Thread: I'm challenged
View Single Post
Old 07-31-2006, 02:26 AM
  # 27 (permalink)  
paulmh
Member
 
paulmh's Avatar
 
Join Date: Jun 2006
Location: UK
Posts: 1,415
Thanks to all who replied.

"In recovery" is one of those really interesting places for someone who is interested in the human experience. There's a great deal going on - the paths of self-destructiveness that have taken people into recovery and the multiple ways that people have found to redeem themselves. In fact there seem to be as many ways to redemption as there are people, and ten times as many blind allies. There are all the stories of people who didn't make it, or who thought they had made it, or who thought they never could make it. For me it is an intense drama, but not one that I can easily remain detached from. And it is full of the unexpected. There are many stories which I have heard which continuously tell me that I do not know anything about anything, very much.
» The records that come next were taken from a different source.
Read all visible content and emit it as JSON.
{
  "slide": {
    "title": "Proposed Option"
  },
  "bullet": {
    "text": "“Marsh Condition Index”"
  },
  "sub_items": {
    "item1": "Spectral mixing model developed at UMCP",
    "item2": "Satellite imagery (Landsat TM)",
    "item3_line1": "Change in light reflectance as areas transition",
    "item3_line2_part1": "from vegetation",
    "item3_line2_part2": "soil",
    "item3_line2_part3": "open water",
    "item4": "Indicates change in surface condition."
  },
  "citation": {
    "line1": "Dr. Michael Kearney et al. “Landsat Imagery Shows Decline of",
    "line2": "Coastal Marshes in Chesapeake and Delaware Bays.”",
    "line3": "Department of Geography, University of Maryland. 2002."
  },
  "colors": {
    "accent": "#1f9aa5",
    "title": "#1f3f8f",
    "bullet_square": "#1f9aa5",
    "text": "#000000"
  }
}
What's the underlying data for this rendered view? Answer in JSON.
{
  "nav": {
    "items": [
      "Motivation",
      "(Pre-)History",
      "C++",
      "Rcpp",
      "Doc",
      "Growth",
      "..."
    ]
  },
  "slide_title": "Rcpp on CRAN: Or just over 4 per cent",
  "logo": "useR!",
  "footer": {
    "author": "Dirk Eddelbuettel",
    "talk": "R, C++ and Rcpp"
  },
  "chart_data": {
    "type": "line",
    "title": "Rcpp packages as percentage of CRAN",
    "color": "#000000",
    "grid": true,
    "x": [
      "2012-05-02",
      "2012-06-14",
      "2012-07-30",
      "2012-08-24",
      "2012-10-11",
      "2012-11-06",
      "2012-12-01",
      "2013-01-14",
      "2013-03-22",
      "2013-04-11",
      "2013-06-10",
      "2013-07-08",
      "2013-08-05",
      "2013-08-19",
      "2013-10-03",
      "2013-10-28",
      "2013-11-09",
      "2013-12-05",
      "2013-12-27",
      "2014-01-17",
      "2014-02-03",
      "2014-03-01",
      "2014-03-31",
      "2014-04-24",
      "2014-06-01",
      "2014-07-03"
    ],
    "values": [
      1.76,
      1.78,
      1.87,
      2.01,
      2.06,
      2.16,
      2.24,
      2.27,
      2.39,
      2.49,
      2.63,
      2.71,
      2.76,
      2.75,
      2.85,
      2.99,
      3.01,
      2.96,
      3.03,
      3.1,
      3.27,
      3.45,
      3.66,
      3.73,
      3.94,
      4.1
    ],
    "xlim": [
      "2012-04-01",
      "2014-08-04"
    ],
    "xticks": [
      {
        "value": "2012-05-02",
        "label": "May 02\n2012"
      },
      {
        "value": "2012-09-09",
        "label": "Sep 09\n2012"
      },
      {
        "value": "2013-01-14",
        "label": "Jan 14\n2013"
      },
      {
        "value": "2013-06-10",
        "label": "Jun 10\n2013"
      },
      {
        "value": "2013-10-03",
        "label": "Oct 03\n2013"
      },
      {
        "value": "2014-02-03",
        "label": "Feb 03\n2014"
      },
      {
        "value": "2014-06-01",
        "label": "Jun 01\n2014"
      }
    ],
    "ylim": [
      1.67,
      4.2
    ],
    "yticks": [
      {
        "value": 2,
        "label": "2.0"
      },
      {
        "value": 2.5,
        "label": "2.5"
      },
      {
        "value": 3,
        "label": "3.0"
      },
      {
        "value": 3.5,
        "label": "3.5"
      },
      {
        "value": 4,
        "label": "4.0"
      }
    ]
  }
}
That my framework of pigeonholes and categories for people is quite inadequate. But they, these stories, all have in common their humanity. I may have come to believe that I knew what the boundaries were to what it is to be human, but I have moved closer to admitting defeat over that one too - I don't know the extent of the human experience. And "in recovery" is that really demanding place where all the people who need redemption, and all their different ways of finding it, interfaces with all the stuff I don't know. The stuff I don't know is what I call G*d. So you ask me if I believe in G*d and I can honestly say I don't know. But I do believe in all the stuff that I don't know. In fact, I believe in all the stuff I don't know with all my heart! And I can truly say that I never used to. Sorry, that's an aside. All I can say is that when I came to believe in a power greater than myself - all the stuff that I don't know - nothing in the universe changed. Only this human shifted, just a little. But even in this little shift, lots more of what it is to be human in other people came into view - just enough so that I began to see that what had always appeared two-dimensional before was much much more than that, and hid much more than it displayed, so making me see that I knew less than I thought, and my frameworks were not comprehensive or anything like it. And the only thing I could truly know, if I was diligent enough, was myself. And often, the only way we catch sight of ourselves is in the brief reflection back from others, as in a shop window.

Bit of a ramble. I am a human, and nothing that is of humanity is of disinterest to me.